Improving the Spatial Resolution of Thermal Images by using SFIM and T-Sharp-Dis-Trade Techniques to Investigate Land Surface Temperature
Investigating the relationship between land surface temperature and urban land uses can be used for urban management. However, one of the main problems in this field is the low spatial resolution of thermal images. This research aims to evaluate and select the best existing algorithm for achieving a high spatial resolution of thermal images to investigate and analyze changes in land surface temperature in Region 4 of Ahvaz.
For this purpose, the split window algorithm was used as one of the most common suitable algorithms to calculate land surface temperature, and SFIM and T sharp DisTrade algorithms in urban areas were applied to improve spatial resolution.
Results show that the spatial resolution of the output image obtained by Split Window, T Sharp DisTrade, and SFIM algorithms is 30, 100, and 45 meters, respectively. The T Sharp DisTrade algorithm presented the output images with very good resolution so that different land uses could be separated according to their surface temperature. Split Window and SFIM algorithms did not provide acceptable results in land use evaluation. Also, the average land surface temperature values obtained from T Sharp DisTrade, Split Window algorithm, and SFIM are equal to 17.5, 23.5, and 28.25 degrees Celsius, respectively. This temperature difference of these algorithms is due to utilizing the fusion process.

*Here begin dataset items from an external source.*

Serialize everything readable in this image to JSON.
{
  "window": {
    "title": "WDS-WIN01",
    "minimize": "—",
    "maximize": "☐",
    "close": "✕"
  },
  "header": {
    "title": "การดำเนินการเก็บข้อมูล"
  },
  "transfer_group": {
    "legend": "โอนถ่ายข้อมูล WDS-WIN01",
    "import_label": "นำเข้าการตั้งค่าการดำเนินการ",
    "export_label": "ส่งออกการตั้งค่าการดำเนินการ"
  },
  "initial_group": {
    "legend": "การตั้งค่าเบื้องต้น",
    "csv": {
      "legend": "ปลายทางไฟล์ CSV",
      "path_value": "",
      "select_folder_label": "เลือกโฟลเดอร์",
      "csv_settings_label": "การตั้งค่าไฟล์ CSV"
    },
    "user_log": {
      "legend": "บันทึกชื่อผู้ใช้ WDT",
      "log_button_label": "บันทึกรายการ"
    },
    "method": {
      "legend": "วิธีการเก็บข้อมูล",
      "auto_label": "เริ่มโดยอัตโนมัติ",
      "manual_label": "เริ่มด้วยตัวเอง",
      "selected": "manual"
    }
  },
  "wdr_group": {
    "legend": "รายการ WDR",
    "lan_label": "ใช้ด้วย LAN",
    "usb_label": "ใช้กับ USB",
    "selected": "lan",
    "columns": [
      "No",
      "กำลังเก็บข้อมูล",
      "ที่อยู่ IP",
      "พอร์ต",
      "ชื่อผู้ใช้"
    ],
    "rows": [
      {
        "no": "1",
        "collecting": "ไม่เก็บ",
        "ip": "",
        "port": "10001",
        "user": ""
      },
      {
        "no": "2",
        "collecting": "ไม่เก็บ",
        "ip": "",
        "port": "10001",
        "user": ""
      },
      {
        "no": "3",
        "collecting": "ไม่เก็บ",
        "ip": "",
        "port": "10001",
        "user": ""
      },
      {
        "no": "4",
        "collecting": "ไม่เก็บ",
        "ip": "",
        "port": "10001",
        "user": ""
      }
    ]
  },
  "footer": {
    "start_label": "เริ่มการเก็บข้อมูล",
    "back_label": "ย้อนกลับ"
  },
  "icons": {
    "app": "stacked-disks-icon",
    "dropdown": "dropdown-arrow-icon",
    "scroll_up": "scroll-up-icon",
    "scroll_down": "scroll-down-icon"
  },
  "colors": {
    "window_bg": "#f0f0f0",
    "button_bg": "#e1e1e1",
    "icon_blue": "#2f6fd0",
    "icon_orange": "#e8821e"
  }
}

As a result, T Sharp DisTrade algorithm was more effective in improving the spatial resolution of thermal images.
Innovations of this research are: - simultaneous use of three mentioned algorithms for increasing spatial resolution of thermal images and discovering the best algorithm in this field, which has not been investigated in previous research, - improving spatial resolution of thermal images for evaluating urban land uses by using T Sharp DisTrade algorithm, and detail investigation of surface temperature changes.